Beyoncé made history over the weekend. She became the first black woman to headline the Coachella music festival in a stunning two-hour display of her singing, dancing and step skills.
The next morning, #Beychella was trending across the Internet.
It’s still a bit surprising that one of the largest music festivals in the country didn’t roll out the red carpet to Queen Bey earlier. (She was scheduled to perform at Coachella last year but dropped out per her doctor’s advice while she was pregnant.)
Take a step back from this year’s surprisingly inclusive line-up, and you’ll notice it wasn’t just Beyoncé who has been snubbed in the years leading up to this moment, but dozens of other big-name artists.
Why are music festivals so male-centric when both women and men attend in droves?
The answer is bigger than festivals themselves. Like the Grammys or even the Oscars, one of the biggest challenges facing women in the music industry goes back to the lack of access. A study from USC Annenberg published last year revealed women were less represented on the charts in 2017 than they were six years ago. The study looked at Billboard Hot 100 year-end charts from 2012 to 2017 and evaluated gender and race/ethnicity for six years of Grammy nominations.
Of the songs that charted, only 16.8 percent of them were by women artists. The study’s behind-the-music stats only get grimmer: “12.3 percent of songwriters of the 600 most popular songs of the last six years were women, while 2 percent of producers across 300 songs were female. For producers, this translates into a gender ratio of 49 males to every female.”
This marginalization is also at the center of music’s #MeToo movement. Kesha’s lawsuit against her producer, Dr. Luke, should have been a wake-up call to an industry where men hold the majority of power over – mainly young – female artists. This was the case with Kesha, as details of her legal battle reveal her claims that Dr. Luke had raped her and threatened to end her career if she spoke out against him.
Kesha’s story is an emblematic case in a long history of demeaning the control artists have over their music and not believing women. But even once you’ve established your sound, topped the charts and hit the road, there’s little guarantee you’ll be booked into shows or headline at venues.

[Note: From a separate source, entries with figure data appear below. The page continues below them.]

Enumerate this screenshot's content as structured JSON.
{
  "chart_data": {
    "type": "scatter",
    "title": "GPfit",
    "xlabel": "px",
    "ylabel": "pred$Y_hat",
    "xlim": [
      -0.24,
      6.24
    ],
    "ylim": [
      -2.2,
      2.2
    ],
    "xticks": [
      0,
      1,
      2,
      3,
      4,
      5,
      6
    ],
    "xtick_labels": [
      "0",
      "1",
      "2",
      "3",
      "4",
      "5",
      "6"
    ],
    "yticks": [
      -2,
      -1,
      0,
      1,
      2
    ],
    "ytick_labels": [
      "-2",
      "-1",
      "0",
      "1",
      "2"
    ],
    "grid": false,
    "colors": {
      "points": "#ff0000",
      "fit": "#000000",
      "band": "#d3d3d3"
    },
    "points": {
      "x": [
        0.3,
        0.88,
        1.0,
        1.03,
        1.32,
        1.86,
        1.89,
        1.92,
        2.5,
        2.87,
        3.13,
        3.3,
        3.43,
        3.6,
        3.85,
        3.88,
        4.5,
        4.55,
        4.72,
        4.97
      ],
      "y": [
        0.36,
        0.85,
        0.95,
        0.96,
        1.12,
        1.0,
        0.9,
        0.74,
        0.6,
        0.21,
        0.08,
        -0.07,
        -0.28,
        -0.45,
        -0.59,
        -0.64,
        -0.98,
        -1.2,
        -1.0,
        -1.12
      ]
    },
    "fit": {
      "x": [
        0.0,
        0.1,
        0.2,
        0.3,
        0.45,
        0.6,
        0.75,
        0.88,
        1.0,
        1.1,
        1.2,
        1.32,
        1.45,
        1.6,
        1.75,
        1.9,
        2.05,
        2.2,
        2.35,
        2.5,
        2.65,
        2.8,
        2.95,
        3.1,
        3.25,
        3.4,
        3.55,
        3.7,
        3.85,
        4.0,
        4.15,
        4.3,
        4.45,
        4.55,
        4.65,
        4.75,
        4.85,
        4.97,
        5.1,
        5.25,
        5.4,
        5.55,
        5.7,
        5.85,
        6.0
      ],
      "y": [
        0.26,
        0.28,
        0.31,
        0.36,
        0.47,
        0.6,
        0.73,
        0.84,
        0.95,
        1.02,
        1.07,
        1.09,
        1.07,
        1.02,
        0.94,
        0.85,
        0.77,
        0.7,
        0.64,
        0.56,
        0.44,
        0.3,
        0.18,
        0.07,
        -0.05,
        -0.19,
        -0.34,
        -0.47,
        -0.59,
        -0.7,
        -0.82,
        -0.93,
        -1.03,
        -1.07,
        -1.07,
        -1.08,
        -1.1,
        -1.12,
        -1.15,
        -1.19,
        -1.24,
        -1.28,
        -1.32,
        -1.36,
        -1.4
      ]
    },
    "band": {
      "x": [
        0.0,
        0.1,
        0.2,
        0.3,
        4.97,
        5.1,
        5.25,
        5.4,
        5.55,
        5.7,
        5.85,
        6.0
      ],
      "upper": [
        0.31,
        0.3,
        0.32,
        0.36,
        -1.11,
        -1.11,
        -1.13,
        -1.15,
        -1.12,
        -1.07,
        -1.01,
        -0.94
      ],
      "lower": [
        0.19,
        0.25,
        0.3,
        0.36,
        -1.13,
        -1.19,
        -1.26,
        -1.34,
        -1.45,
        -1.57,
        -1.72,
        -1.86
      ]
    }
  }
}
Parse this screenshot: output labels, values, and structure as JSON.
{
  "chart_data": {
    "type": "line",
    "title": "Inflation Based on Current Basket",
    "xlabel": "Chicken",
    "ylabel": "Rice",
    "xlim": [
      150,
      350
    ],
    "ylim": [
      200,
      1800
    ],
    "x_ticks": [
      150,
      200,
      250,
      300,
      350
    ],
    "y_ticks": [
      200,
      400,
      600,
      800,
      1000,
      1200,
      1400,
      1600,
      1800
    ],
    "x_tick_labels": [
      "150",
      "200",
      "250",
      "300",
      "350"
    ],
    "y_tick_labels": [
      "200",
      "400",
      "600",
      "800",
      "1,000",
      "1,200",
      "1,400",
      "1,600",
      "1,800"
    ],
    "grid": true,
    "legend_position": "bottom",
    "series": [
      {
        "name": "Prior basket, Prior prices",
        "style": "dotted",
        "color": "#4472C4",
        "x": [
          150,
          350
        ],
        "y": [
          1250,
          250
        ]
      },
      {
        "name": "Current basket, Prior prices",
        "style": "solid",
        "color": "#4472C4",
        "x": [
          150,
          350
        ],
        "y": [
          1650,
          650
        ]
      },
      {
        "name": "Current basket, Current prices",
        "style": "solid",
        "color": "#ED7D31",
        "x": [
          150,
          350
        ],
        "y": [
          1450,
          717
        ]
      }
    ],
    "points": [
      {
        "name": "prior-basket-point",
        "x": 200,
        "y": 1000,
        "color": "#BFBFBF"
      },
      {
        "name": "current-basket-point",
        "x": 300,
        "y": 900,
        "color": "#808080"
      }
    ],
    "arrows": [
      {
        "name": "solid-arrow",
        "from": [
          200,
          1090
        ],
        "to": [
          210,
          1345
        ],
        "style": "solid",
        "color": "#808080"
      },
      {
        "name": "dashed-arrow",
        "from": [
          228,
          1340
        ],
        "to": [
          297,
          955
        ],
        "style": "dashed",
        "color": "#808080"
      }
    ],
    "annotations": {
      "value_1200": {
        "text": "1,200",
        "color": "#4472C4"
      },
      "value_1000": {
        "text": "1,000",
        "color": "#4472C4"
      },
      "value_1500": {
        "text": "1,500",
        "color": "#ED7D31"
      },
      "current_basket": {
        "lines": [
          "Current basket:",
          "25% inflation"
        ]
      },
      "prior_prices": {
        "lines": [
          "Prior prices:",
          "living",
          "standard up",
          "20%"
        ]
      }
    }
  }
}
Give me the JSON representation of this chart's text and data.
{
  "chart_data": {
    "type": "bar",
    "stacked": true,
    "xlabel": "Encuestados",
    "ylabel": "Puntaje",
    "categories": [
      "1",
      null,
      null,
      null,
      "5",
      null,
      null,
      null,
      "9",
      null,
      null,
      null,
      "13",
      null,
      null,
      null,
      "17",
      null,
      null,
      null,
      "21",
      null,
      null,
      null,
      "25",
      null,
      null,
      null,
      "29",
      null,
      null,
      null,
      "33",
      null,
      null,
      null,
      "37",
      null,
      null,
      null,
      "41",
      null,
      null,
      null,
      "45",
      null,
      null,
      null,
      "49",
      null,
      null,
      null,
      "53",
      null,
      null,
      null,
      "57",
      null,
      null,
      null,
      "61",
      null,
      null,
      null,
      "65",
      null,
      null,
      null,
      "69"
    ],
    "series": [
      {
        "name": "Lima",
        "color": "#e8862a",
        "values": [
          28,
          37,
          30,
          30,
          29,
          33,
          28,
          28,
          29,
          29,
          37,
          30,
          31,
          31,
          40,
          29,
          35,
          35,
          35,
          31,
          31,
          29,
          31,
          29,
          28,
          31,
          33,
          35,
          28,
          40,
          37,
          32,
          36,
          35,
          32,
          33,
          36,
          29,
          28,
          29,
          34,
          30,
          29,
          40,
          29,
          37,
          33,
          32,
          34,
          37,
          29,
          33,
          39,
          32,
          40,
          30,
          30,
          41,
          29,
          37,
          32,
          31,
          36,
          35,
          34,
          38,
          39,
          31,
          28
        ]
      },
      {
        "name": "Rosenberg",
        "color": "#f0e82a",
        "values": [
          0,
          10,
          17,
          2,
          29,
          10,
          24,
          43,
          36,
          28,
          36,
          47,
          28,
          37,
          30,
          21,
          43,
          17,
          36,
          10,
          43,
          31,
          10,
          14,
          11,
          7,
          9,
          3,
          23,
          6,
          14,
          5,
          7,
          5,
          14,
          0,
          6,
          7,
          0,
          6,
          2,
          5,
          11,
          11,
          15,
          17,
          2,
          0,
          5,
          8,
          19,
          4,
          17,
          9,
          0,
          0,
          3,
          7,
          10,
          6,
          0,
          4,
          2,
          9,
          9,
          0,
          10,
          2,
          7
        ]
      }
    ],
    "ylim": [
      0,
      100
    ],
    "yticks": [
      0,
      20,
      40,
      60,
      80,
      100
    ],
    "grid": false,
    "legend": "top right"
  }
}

A look at the artists that played last year’s festival circuits finds a handful of women regularly toured through the season. Lorde, Solange, and Tegan and Sara were all festival regulars (playing more than five shows each), but only Solange got the top bill at Pitchfork.
The lineups of past Coachellas already look antiquated in the wake of Beyoncé’s performance. But on-stage diversity does more than just put Bey on stage, it invites different fans into the festival space, which tends to be heavily white and sometimes offensively appropriative of other cultures. In 2013, less than 5 percent of Coachella’s attendees identified as black.
Leaving underrepresented artists on the sidelines also means they’re not getting a cut of the big festival shows, which might be crucial financially and promotionally for up and comers.
The student paper of Berklee College of Music proposed last year that inclusivity would also diversify the acts, leading to more interesting festivals and extra incentive for concertgoers to shell out money for those pricey tickets. That’s a real industry threat, as regional festivals keep growing and more or less copying each others’ ideas, audiences may be more likely to stay home. Curing that issue may be as easy as “don’t rely on the same 10 bands for the whole summer.”
There’s a concerted effort by some festival organizers to shake up their line-ups and make them more representative of the crowds than the music industry. Now, the industry needs to follow through with their promise and lend other women artists the chance to follow in Beyoncé’s footsteps.